The BCRRE established a Chair in international railway benchmarking in 2015, to develop objective and authoritative research that compares the performance and characteristics of railways the world over.

Our objective is to generate a body of international comparisons in a manner that will make them essential reference material for railway companies (including manufacturers and those who are considering buying rolling stock for instance) regulators the public and other academics. The production and publication of research relating to comparative performance and characteristics or different railway products and services enables countries and railway companies to make better informed strategic and purchasing decisions and designers and builders of rolling stock and infrastructure to match their products with market requirements, in the key areas of railway capacity and performance.

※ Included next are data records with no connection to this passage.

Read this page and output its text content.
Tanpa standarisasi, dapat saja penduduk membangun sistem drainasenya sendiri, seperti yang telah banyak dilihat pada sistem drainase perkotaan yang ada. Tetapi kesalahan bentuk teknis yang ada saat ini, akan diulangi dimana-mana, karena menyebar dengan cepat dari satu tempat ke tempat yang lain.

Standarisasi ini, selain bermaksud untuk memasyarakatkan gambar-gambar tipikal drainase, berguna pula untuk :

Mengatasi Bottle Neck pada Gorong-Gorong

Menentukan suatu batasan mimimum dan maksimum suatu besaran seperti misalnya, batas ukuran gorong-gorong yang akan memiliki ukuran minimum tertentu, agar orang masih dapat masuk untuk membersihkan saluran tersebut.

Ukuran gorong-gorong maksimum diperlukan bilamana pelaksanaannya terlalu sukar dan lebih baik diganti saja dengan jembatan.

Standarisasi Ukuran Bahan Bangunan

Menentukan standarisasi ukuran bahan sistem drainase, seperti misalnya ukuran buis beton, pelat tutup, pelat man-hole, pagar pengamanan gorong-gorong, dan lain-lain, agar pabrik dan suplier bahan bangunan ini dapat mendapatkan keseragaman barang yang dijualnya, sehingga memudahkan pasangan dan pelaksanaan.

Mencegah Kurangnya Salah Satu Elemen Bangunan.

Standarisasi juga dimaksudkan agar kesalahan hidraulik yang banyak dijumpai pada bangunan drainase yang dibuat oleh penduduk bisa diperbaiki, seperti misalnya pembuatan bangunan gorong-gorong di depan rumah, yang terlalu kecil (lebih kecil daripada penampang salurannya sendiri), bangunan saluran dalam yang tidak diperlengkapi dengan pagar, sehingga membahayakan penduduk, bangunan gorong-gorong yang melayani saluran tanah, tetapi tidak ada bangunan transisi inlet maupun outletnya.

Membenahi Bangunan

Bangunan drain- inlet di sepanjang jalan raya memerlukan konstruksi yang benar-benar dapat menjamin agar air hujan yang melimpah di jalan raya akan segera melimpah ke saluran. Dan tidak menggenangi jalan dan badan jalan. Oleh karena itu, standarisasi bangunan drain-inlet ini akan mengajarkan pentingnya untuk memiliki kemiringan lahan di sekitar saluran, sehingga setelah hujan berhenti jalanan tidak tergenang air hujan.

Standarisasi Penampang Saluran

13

Computational modelling offers a powerful way of virtually and, relatively inexpensively, investigating the physical and operational behaviour of many different elements of the Railway system. We use techniques like Computational Fluid Dynamics (CFD) and Finite Element Analysis (FEA) to model real world behaviour and refine system and component design. For instance, we use these techniques to simulate unusual load cases (such as a train “running through” a switch) and to refine system design when different system elements interact (e.g. reducing the pressures that develop as trains enter tunnels). The models we build are often verified and refined by comparison with experimental test data we collect in the real world either in the lab or in field tests.

Birmingham’s Geotechnical Engineering research group is a comprehensive team which works closely with Industry to produce unique, world-class knowledge in foundations, soils and geology-related subject. In the railway sector, the group has been involved in research to understand the dynamic load-deformation response and track/sub-base interactions; the design of new and replacement track systems; the development of remediation and maintenance strategies; assessment of track system performance; and the optimisation of whole life and whole system costs.

BCRRE develops new technologies, processes and systems for the non destructive testing of railway track (including switches) and wheelsets. This includes the application of robotics and autonomous systems for the deployment of the NDT sensing technologies we work with and new technologies, such as additive manfacture for applying remedial actions to correct faults. We use Alternating Current Frequency Modulation (ACFM), Ultrasonics and Laser scanning to develop NDT systems and verify their effectiveness using specialist test equipment such as our spinning wheel rail rig.